A theory of microtubule catastrophes and their regulation
2009
Authors: Brun L, Rupp B, Ward JJ, Nédélec F.
CellNetworks People: Nédélec François
Journal: Proc Natl Acad Sci U S A. 2009 Dec 15;106(50):21173-8. doi: 10.1073/pnas.0910774106

Dynamic instability, in which abrupt transitions occur between growing and shrinking states, is an intrinsic property of microtubules that is regulated by both mechanics and specialized proteins.

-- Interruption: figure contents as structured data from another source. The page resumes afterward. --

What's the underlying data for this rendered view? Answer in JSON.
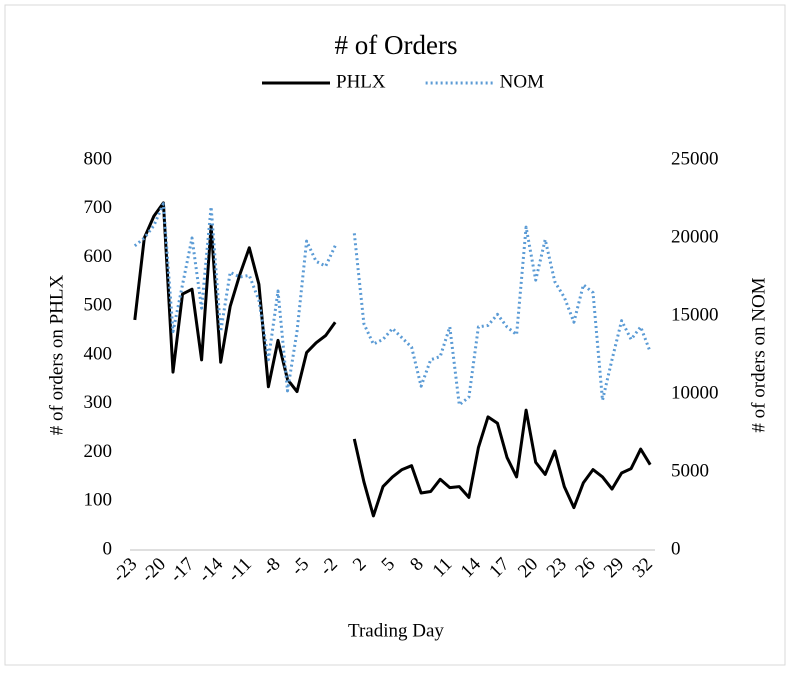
{
  "chart_data": {
    "type": "line",
    "title": "# of Orders",
    "x_label": "Trading Day",
    "y_label": "# of orders on PHLX",
    "y2_label": "# of orders on NOM",
    "categories": [
      "-23",
      null,
      null,
      "-20",
      null,
      null,
      "-17",
      null,
      null,
      "-14",
      null,
      null,
      "-11",
      null,
      null,
      "-8",
      null,
      null,
      "-5",
      null,
      null,
      "-2",
      null,
      null,
      "2",
      null,
      null,
      "5",
      null,
      null,
      "8",
      null,
      null,
      "11",
      null,
      null,
      "14",
      null,
      null,
      "17",
      null,
      null,
      "20",
      null,
      null,
      "23",
      null,
      null,
      "26",
      null,
      null,
      "29",
      null,
      null,
      "32"
    ],
    "series": [
      {
        "name": "PHLX",
        "color": "#000000",
        "axis": "y",
        "values": [
          472,
          640,
          685,
          712,
          365,
          525,
          535,
          390,
          665,
          385,
          500,
          565,
          620,
          545,
          335,
          430,
          350,
          325,
          405,
          425,
          440,
          467,
          null,
          228,
          140,
          70,
          130,
          150,
          165,
          173,
          117,
          120,
          145,
          128,
          130,
          108,
          210,
          273,
          260,
          190,
          150,
          287,
          180,
          155,
          203,
          130,
          87,
          138,
          165,
          150,
          125,
          158,
          167,
          207,
          175
        ]
      },
      {
        "name": "NOM",
        "color": "#5b9bd5",
        "axis": "y2",
        "values": [
          19500,
          20000,
          20800,
          22200,
          14000,
          17000,
          20000,
          15500,
          22000,
          14000,
          17800,
          17500,
          17600,
          16000,
          12200,
          16600,
          10200,
          14000,
          19800,
          18500,
          18200,
          19500,
          null,
          20300,
          14500,
          13200,
          13500,
          14200,
          13600,
          13000,
          10500,
          12200,
          12400,
          14300,
          9300,
          9800,
          14300,
          14400,
          15100,
          14300,
          13800,
          20700,
          17300,
          19900,
          17200,
          16200,
          14600,
          17000,
          16500,
          9600,
          12200,
          14700,
          13500,
          14300,
          12700
        ]
      }
    ],
    "ylim": [
      0,
      800
    ],
    "yticks": [
      0,
      100,
      200,
      300,
      400,
      500,
      600,
      700,
      800
    ],
    "y2lim": [
      0,
      25000
    ],
    "y2ticks": [
      0,
      5000,
      10000,
      15000,
      20000,
      25000
    ],
    "legend": "top",
    "grid": false
  }
}
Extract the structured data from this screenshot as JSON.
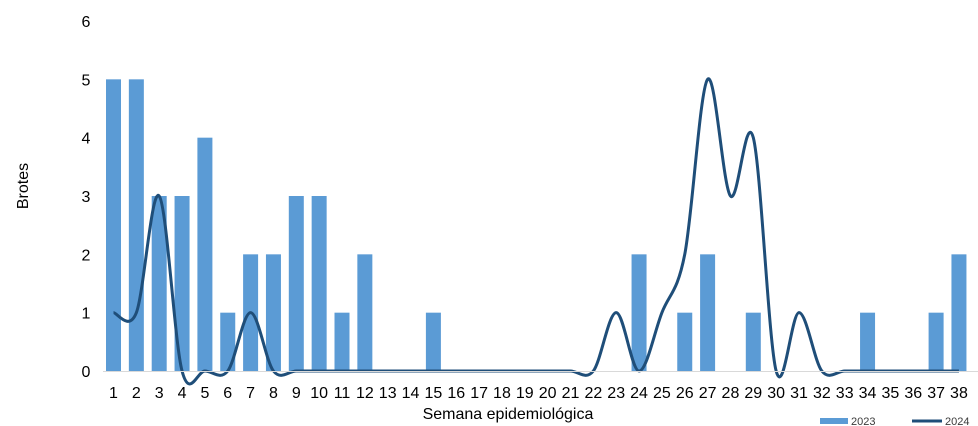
{
  "chart_data": {
    "type": "bar",
    "xlabel": "Semana epidemiológica",
    "ylabel": "Brotes",
    "ylim": [
      0,
      6
    ],
    "yticks": [
      0,
      1,
      2,
      3,
      4,
      5,
      6
    ],
    "categories": [
      "1",
      "2",
      "3",
      "4",
      "5",
      "6",
      "7",
      "8",
      "9",
      "10",
      "11",
      "12",
      "13",
      "14",
      "15",
      "16",
      "17",
      "18",
      "19",
      "20",
      "21",
      "22",
      "23",
      "24",
      "25",
      "26",
      "27",
      "28",
      "29",
      "30",
      "31",
      "32",
      "33",
      "34",
      "35",
      "36",
      "37",
      "38"
    ],
    "series": [
      {
        "name": "2023",
        "type": "bar",
        "color": "#5b9bd5",
        "values": [
          5,
          5,
          3,
          3,
          4,
          1,
          2,
          2,
          3,
          3,
          1,
          2,
          0,
          0,
          1,
          0,
          0,
          0,
          0,
          0,
          0,
          0,
          0,
          2,
          0,
          1,
          2,
          0,
          1,
          0,
          0,
          0,
          0,
          1,
          0,
          0,
          1,
          2
        ]
      },
      {
        "name": "2024",
        "type": "line",
        "smooth": true,
        "color": "#1f4e79",
        "values": [
          1,
          1,
          3,
          0,
          0,
          0,
          1,
          0,
          0,
          0,
          0,
          0,
          0,
          0,
          0,
          0,
          0,
          0,
          0,
          0,
          0,
          0,
          1,
          0,
          1,
          2,
          5,
          3,
          4,
          0,
          1,
          0,
          0,
          0,
          0,
          0,
          0,
          0
        ]
      }
    ],
    "grid": false,
    "legend_position": "bottom-right"
  }
}
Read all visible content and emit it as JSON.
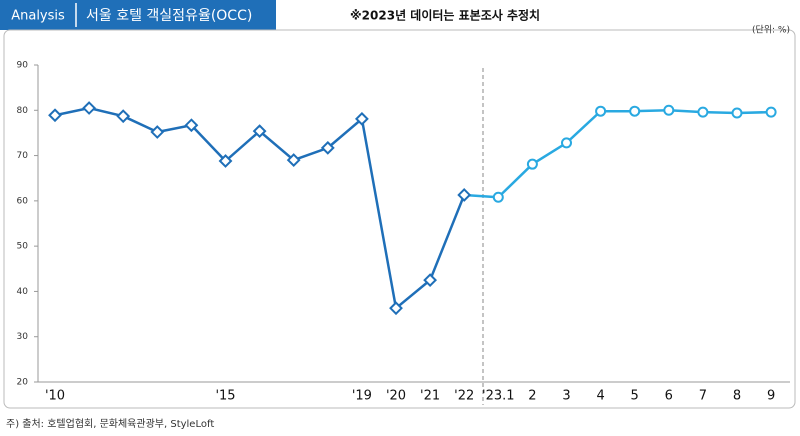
{
  "header": {
    "label": "Analysis",
    "title": "서울 호텔 객실점유율(OCC)",
    "note": "※2023년 데이터는 표본조사 추정치"
  },
  "chart_data": {
    "type": "line",
    "unit": "(단위: %)",
    "categories": [
      "'10",
      null,
      null,
      null,
      null,
      "'15",
      null,
      null,
      null,
      "'19",
      "'20",
      "'21",
      "'22",
      "'23.1",
      "2",
      "3",
      "4",
      "5",
      "6",
      "7",
      "8",
      "9"
    ],
    "series": [
      {
        "color": "#1f6fb8",
        "marker": "diamond",
        "values": [
          78.9,
          80.5,
          78.7,
          75.2,
          76.7,
          68.8,
          75.4,
          69.0,
          71.7,
          78.1,
          36.3,
          42.5,
          61.3,
          null,
          null,
          null,
          null,
          null,
          null,
          null,
          null,
          null
        ]
      },
      {
        "color": "#29a9e1",
        "marker": "circle",
        "values": [
          null,
          null,
          null,
          null,
          null,
          null,
          null,
          null,
          null,
          null,
          null,
          null,
          null,
          60.8,
          68.1,
          72.8,
          79.8,
          79.8,
          80.0,
          79.6,
          79.4,
          79.6
        ]
      }
    ],
    "ylim": [
      20,
      90
    ],
    "yticks": [
      20,
      30,
      40,
      50,
      60,
      70,
      80,
      90
    ]
  },
  "footer": {
    "source": "주) 출처: 호텔업협회, 문화체육관광부, StyleLoft"
  }
}
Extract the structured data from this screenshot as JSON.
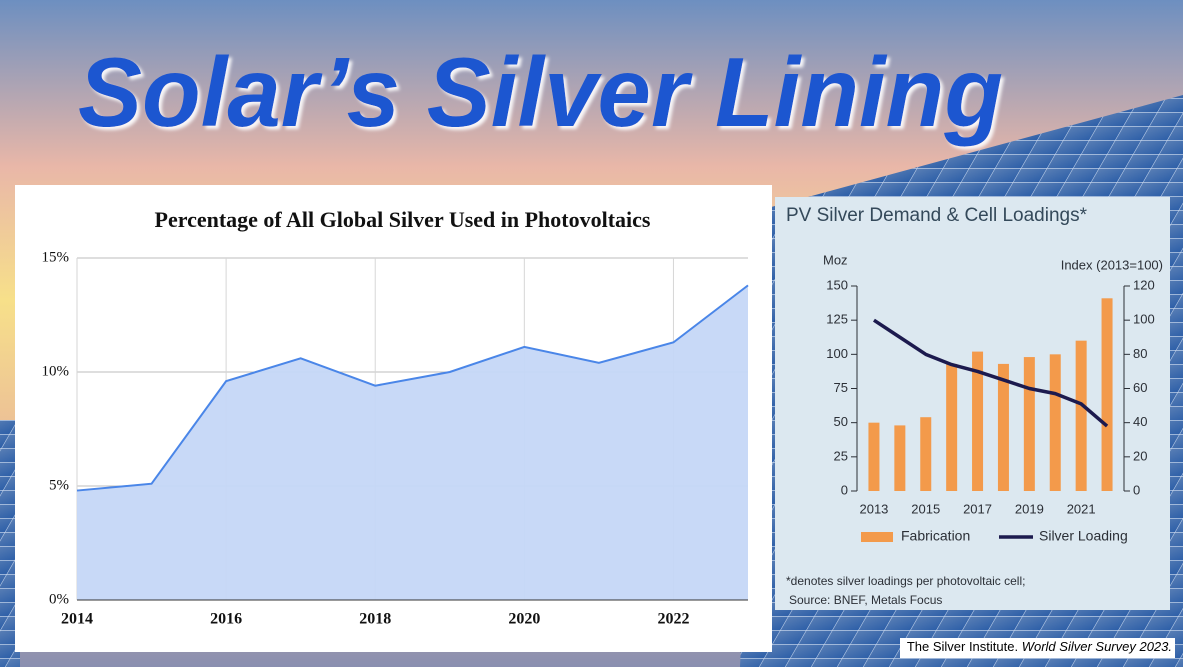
{
  "title": "Solar’s Silver Lining",
  "chart_data": [
    {
      "type": "area",
      "title": "Percentage of All Global Silver Used in Photovoltaics",
      "x": [
        2014,
        2015,
        2016,
        2017,
        2018,
        2019,
        2020,
        2021,
        2022,
        2023
      ],
      "values": [
        4.8,
        5.1,
        9.6,
        10.6,
        9.4,
        10.0,
        11.1,
        10.4,
        11.3,
        13.8
      ],
      "color": "#4a86e8",
      "fill": "#c5d7f7",
      "xlim": [
        2014,
        2023
      ],
      "xticks": [
        2014,
        2016,
        2018,
        2020,
        2022
      ],
      "ylim": [
        0,
        15
      ],
      "yticks": [
        {
          "value": 0,
          "label": "0%"
        },
        {
          "value": 5,
          "label": "5%"
        },
        {
          "value": 10,
          "label": "10%"
        },
        {
          "value": 15,
          "label": "15%"
        }
      ],
      "grid": true
    },
    {
      "type": "bar",
      "title": "PV Silver Demand & Cell Loadings*",
      "ylabel": "Moz",
      "y2label": "Index (2013=100)",
      "x": [
        2013,
        2014,
        2015,
        2016,
        2017,
        2018,
        2019,
        2020,
        2021,
        2022
      ],
      "series": [
        {
          "name": "Fabrication",
          "type": "bar",
          "color": "#f39a4b",
          "values": [
            50,
            48,
            54,
            93,
            102,
            93,
            98,
            100,
            110,
            141
          ]
        },
        {
          "name": "Silver Loading",
          "type": "line",
          "axis": "y2",
          "color": "#1c1a4e",
          "values": [
            100,
            90,
            80,
            74,
            70,
            65,
            60,
            57,
            51,
            38
          ]
        }
      ],
      "xlim": [
        2012.5,
        2022.5
      ],
      "xticks": [
        2013,
        2015,
        2017,
        2019,
        2021
      ],
      "ylim": [
        0,
        150
      ],
      "yticks": [
        0,
        25,
        50,
        75,
        100,
        125,
        150
      ],
      "y2lim": [
        0,
        120
      ],
      "y2ticks": [
        0,
        20,
        40,
        60,
        80,
        100,
        120
      ],
      "notes": [
        "*denotes silver loadings per photovoltaic cell;",
        "Source: BNEF, Metals Focus"
      ]
    }
  ],
  "credit": {
    "org": "The Silver Institute.",
    "publication": "World Silver Survey 2023."
  }
}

We discuss a model of dynamic instability based on the popular idea that growth is maintained by a cap at the tip of the fiber. The loss of this cap is thought to trigger the transition from growth to shrinkage, called a catastrophe. The model includes longitudinal interactions between the terminal tubulins of each protofilament and "gating rescues" between neighboring protofilaments. These interactions allow individual protofilaments to transiently shorten during a phase of overall microtubule growth. The model reproduces the reported dependency of the catastrophe rate on tubulin concentration, the time between tubulin dilution and catastrophe, and the induction of microtubule catastrophes by walking depolymerases. The model also reproduces the comet tail distribution that is characteristic of proteins that bind to the tips of growing microtubules.